Борясь со сдавливающим горло удушьем, я приподнял ноги и потянул боксеры к коленям. Высвободившийся из-под ткани член упруго плюхнулся мне на живот; трусы из ослабевших пальцев выпали куда-то на пол.

Ну все… Вот и она: беззащитность… Почему я так остро реагирую на то, что теперь совершенно раздет? Бессчетное количество раз мы с Антоном прижимались друг к другу, кожа к коже! — что сейчас, черт возьми, не так?! Однако задаваться этим вопросом было бессмысленно, ведь ответ я знал и так…

Как я и ожидал, Антон лег сверху, и его бедро бережно коснулось моей мошонки. Пальцы с нажимом прошлись по бокам, обрисовали каждое ребро через мышцы.

— Мужское тело так красиво… — неожиданно поделился Антон, разово двинувшись бедрами — его полностью вставший член от нетерпения потерся о мой, по низу живота растерлась капля смазки. — Я никому этого не говорил, но… как же возбуждает близость к мужчине — близость к тебе…

— Что ты… — сбивчиво выдохнул я, ничуть не сопротивляясь языку, скользящему по моему уху. Все сказанные Антоном в паузе в этой сладкой экзекуции слова будоражили кровь, учащали и без того скорое дыхание.

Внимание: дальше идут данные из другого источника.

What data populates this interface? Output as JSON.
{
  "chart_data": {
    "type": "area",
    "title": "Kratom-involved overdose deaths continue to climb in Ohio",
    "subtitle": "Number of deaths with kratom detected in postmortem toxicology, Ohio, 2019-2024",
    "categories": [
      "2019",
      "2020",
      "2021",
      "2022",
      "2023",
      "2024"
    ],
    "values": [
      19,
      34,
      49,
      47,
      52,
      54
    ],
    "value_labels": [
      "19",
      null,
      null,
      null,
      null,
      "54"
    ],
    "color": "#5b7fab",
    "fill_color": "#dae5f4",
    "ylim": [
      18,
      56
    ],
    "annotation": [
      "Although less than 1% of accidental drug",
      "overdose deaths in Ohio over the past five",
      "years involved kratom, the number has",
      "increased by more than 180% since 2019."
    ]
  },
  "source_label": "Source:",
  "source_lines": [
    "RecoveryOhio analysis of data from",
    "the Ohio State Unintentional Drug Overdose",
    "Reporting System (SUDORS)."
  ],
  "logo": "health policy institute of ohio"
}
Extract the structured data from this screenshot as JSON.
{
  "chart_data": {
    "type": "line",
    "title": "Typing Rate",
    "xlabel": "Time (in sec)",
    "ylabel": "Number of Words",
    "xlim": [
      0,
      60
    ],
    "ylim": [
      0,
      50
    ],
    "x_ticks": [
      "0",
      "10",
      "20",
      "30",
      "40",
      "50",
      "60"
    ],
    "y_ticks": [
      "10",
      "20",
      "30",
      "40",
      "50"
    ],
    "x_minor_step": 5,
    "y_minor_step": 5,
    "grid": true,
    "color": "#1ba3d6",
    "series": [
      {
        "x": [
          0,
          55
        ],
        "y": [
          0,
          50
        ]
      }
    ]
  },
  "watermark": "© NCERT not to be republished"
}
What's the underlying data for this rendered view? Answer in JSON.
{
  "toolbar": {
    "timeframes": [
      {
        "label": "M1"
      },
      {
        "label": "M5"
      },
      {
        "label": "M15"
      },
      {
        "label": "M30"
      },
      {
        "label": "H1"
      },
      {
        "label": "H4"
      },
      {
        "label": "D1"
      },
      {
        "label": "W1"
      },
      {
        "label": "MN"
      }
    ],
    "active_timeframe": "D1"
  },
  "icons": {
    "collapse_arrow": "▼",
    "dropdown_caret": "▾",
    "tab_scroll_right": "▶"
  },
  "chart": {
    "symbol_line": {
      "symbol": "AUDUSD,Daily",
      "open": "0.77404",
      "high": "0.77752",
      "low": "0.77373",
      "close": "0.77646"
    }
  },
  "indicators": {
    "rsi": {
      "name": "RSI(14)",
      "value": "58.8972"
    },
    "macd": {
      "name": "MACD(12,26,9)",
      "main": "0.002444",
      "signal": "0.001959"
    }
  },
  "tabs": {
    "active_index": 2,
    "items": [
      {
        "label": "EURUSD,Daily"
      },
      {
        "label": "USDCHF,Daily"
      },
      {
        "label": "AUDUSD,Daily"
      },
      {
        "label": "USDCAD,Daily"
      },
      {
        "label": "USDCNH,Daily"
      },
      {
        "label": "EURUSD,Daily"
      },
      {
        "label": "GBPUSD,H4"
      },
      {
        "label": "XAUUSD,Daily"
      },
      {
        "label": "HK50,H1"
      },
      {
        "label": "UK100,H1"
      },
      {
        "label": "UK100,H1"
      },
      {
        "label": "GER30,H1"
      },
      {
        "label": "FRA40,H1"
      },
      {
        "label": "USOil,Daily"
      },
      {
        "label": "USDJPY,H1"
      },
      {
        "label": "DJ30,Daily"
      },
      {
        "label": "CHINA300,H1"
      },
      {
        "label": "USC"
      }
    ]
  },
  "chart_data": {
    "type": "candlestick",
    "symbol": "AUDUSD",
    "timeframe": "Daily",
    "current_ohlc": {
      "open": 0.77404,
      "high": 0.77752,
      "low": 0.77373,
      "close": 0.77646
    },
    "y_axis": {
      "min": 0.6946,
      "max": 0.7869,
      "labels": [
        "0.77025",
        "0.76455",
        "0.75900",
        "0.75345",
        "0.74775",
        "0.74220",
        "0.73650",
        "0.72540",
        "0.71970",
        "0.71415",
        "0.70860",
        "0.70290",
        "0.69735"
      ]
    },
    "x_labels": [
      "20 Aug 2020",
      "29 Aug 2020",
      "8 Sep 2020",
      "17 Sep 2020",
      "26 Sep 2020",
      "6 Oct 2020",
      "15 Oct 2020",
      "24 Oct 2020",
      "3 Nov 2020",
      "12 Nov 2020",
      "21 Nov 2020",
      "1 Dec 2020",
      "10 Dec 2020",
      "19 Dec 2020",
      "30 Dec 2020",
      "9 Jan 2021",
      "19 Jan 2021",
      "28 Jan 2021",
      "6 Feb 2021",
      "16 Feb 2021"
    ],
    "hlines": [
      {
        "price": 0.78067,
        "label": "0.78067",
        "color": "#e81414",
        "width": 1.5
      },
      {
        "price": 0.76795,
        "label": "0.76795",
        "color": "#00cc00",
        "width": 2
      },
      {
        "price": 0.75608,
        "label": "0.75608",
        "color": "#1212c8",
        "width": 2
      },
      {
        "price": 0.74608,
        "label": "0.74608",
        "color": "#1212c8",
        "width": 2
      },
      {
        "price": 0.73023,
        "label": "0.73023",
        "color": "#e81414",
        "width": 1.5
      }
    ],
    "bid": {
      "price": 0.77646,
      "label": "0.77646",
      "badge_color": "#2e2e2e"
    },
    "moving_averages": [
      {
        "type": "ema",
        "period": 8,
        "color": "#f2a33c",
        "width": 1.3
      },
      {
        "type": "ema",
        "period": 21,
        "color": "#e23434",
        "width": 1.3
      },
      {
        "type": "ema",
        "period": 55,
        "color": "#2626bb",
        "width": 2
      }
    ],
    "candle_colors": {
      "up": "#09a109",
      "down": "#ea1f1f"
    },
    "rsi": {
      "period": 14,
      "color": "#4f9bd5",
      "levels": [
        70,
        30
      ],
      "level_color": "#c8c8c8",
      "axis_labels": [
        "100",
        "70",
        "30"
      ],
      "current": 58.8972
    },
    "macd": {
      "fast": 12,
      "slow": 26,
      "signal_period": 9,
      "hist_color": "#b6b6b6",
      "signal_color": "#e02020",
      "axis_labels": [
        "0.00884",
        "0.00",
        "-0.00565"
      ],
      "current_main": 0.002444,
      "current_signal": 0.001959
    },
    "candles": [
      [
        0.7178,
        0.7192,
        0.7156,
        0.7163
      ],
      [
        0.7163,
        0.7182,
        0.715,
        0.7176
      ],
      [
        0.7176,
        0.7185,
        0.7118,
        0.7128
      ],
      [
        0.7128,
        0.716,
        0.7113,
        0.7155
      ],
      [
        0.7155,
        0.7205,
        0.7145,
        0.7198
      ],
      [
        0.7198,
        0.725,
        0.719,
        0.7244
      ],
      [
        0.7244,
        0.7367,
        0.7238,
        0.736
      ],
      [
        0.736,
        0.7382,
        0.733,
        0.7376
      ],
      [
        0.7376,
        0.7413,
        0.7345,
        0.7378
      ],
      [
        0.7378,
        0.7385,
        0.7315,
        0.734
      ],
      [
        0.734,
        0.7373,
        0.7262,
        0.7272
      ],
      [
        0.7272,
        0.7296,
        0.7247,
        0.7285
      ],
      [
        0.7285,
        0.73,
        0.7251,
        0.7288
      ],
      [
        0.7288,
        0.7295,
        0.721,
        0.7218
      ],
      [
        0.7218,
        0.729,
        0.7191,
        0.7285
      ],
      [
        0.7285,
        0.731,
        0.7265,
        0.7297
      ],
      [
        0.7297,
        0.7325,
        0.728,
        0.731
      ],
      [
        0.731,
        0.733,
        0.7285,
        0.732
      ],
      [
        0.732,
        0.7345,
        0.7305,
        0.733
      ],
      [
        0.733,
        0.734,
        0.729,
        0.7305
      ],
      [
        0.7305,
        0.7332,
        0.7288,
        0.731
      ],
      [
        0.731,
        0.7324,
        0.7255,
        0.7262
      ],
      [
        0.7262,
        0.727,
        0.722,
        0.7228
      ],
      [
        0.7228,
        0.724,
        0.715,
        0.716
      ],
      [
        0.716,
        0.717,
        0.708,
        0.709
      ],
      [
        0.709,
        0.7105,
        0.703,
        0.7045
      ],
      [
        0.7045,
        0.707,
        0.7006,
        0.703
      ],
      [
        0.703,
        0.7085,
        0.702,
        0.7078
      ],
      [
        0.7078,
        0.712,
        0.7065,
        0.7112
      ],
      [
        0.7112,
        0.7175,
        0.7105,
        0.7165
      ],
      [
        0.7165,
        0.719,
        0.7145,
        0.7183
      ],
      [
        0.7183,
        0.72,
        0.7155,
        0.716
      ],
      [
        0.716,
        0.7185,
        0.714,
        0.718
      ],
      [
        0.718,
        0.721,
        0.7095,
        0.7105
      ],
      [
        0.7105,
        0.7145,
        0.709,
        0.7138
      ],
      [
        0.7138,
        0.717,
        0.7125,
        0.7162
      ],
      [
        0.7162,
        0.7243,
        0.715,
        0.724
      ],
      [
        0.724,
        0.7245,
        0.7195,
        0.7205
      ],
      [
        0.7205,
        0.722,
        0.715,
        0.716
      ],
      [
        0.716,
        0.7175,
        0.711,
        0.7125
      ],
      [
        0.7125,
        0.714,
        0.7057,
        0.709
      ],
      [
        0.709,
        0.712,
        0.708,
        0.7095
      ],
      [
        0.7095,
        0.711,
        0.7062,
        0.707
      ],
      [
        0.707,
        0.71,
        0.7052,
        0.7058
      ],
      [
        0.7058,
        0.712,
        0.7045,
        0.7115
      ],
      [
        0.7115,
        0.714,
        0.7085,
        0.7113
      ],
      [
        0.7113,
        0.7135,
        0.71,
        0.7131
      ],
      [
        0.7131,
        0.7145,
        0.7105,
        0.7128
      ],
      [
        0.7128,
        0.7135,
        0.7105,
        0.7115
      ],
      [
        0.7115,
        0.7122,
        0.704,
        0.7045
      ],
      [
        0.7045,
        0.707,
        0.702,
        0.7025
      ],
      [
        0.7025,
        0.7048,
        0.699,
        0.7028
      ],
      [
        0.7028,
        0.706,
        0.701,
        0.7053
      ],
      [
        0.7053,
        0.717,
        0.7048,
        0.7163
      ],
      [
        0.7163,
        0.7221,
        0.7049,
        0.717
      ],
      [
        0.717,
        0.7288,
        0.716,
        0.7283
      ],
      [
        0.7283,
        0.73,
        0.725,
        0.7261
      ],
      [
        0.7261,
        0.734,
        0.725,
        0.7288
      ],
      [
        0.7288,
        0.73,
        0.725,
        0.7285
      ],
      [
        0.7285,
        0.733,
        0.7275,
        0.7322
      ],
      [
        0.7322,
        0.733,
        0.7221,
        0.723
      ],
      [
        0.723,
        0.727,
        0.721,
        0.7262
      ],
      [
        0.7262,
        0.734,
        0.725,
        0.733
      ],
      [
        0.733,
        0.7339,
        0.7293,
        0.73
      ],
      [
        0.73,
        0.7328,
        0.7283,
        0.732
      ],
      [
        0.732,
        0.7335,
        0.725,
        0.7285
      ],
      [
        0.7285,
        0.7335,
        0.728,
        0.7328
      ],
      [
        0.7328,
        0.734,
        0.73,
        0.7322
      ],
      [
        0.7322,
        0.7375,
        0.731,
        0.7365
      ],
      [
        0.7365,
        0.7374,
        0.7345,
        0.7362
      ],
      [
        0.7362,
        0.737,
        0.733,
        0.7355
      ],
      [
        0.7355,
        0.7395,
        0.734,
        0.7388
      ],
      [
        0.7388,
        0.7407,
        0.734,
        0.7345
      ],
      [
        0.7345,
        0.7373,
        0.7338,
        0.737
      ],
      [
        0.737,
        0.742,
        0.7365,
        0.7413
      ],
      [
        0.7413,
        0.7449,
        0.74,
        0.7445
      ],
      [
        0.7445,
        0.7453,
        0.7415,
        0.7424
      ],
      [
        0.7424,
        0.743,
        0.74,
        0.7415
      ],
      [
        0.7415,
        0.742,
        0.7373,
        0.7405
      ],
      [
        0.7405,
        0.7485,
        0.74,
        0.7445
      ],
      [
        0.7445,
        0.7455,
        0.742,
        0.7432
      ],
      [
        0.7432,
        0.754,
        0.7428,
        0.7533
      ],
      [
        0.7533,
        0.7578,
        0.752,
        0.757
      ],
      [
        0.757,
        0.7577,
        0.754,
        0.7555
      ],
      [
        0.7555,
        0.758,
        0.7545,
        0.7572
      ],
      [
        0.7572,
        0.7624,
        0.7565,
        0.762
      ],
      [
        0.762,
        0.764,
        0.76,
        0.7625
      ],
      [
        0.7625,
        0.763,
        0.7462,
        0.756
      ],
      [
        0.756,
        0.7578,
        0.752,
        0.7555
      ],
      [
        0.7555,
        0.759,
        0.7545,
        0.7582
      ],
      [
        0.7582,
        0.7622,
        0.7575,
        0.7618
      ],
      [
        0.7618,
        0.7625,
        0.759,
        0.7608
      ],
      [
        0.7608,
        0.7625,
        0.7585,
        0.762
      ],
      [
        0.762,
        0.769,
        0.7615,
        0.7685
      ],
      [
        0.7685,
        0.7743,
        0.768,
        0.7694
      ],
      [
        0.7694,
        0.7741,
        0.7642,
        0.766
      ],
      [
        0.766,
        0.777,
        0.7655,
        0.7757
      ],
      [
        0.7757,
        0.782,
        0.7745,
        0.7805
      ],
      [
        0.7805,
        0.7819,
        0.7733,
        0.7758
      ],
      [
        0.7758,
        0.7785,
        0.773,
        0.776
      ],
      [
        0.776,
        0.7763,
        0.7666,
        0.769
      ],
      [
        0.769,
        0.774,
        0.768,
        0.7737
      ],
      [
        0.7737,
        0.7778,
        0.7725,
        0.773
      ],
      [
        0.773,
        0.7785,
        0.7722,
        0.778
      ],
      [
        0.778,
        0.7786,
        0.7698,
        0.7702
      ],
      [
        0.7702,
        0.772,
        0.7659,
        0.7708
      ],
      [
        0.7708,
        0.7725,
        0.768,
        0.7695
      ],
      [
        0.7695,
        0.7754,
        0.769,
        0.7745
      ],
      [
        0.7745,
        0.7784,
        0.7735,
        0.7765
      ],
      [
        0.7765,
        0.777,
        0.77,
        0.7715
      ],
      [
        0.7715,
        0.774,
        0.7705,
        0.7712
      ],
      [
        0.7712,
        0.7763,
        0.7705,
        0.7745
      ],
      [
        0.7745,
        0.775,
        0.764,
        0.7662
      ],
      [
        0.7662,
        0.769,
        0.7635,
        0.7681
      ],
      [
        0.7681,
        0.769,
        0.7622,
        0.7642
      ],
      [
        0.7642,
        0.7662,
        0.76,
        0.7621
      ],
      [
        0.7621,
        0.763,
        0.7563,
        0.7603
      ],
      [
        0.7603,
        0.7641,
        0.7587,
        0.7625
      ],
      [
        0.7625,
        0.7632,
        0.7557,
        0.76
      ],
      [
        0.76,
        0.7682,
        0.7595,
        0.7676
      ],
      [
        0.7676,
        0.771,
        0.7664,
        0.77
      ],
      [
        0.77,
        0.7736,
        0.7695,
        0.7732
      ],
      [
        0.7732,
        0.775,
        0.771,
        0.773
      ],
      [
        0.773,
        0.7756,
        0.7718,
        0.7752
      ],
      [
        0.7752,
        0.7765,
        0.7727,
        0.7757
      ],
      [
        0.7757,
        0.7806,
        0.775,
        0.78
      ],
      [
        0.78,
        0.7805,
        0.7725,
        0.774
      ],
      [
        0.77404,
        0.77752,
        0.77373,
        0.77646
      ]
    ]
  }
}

— …Я кончал снова и снова, представляя, как буду проникать в тебя, как стану трахать, держа за колени, в то время пока ты будешь умолять меня не останавливаться, сыпать пошлостями… Жаль, в реальности ты едва способен говорить, — с едким для меня превосходством ухмыльнулся Антон. Под ним моя грудь ходила ходуном с неугомонным моторчиком-сердцем, которое явно завели на чрезмерное количество оборотов. Любая моя эмоция, любая моя мысль проецировалась через кожу и кровь прямо в сознание Антона, не брезгующего показать свою проницательность: — Что, не согласен? Тогда, может, расскажешь, как сильно хочешь мой член? Чтобы соответствовать фантазии…

Да никогда… Скорее сырой хворост воспламенится от моего стыда…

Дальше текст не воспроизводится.